- Directed by: Sai Roshan K.R
- Written by: Sai Roshan K.R
- Produced by: K.R. Naveen Kumar
- Starring: Shariq Hassan; Haritha;
- Cinematography: Vishal Manivannan
- Edited by: Govindh.N
- Music by: Kevin N
- Production company: Clapin Filmotainment
- Distributed by: Uthraa Productions
- Release date: 29 March 2024;
- Country: India
- Language: Tamil

= Netru Indha Neram =

Indian Tamil-language mystery thriller film

Netru Indha Neram is a 2024 Indian Tamil-language mystery thriller film written and directed by Sai Roshan K.R. The film stars Shariq Hassan and Haritha.
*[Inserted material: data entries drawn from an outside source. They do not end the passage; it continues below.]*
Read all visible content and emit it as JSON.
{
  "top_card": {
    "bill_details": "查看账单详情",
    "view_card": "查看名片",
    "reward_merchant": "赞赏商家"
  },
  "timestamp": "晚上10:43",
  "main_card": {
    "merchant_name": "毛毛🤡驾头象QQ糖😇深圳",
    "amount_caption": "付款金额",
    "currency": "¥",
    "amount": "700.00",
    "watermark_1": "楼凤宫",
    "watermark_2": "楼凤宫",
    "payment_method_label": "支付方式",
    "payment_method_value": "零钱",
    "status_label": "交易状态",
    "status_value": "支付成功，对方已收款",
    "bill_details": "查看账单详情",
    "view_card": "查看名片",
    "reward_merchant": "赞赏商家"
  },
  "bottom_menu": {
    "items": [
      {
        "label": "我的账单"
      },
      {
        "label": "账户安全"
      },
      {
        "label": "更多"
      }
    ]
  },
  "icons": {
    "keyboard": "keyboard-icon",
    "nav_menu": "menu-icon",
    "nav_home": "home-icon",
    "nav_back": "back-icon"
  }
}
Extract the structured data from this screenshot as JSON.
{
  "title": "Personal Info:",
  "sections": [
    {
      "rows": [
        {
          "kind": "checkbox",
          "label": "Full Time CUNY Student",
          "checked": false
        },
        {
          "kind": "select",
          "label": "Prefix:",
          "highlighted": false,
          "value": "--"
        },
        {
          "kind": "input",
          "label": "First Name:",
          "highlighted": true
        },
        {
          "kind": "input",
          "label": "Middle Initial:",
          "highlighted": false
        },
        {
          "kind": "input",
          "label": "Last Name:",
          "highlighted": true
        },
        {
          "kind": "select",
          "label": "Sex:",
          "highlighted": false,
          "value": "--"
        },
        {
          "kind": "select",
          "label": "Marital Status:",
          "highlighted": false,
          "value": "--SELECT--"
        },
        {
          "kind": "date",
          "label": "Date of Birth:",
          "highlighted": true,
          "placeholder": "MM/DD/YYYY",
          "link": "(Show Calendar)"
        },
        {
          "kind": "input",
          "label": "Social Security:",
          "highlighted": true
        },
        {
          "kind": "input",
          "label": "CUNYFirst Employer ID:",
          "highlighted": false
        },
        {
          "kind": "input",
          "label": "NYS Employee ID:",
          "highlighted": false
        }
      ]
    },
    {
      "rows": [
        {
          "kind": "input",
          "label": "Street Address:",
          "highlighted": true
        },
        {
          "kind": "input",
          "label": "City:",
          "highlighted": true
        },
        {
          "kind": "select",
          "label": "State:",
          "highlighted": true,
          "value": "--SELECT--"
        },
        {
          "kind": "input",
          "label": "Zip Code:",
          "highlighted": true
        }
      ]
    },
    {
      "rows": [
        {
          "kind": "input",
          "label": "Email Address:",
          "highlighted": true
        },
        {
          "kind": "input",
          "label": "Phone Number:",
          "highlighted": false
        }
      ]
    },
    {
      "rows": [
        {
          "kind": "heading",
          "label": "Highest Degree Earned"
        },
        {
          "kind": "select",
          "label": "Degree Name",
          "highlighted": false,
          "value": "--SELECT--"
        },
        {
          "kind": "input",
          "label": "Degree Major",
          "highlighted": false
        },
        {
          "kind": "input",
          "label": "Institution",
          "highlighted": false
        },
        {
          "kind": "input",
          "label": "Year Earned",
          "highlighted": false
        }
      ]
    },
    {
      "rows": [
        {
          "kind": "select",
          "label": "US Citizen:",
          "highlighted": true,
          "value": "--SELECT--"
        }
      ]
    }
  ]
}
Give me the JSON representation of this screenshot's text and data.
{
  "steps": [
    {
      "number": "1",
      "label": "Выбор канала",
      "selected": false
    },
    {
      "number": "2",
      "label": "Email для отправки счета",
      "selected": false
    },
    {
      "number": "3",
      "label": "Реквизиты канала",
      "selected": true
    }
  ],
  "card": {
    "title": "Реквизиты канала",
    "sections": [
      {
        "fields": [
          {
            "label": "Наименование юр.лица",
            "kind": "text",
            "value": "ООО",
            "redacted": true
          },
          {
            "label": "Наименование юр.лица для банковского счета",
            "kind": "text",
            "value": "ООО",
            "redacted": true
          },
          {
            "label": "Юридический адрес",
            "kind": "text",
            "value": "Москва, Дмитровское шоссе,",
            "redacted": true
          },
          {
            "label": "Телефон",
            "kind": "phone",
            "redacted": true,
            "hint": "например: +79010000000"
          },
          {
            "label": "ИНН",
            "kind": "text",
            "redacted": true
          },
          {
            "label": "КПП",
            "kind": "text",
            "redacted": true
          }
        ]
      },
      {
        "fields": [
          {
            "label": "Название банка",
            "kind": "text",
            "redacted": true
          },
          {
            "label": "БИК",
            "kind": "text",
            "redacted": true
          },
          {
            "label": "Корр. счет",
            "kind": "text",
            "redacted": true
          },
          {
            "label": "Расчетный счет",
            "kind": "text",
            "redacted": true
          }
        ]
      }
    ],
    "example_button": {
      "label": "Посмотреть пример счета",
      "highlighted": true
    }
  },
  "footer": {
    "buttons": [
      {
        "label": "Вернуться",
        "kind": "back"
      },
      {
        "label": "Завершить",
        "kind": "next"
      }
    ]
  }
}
The film was produced by K.R. Naveen Kumar under the banner of Clapin Filmotainment.

== Production ==
The film was shot in Ooty and Chennai.

== Reception ==
Roopa Radhakrishnan of The Times of India rated the film 2 out of 5 stars and stated that "Throughout its runtime, the film wants us to be suspicious of each person in the friend group. We see what took place from the perspective of each of the characters as they narrate their version of what happened to the investigators."

The Hindu Tamil Thisai critic wrote: "This film is an example of how a compelling story and a strong screenplay can give an interesting 'murder mystery' film with new faces." and gave 2.5 out of 5 star

The Maalai Malar critic gave a mixed review.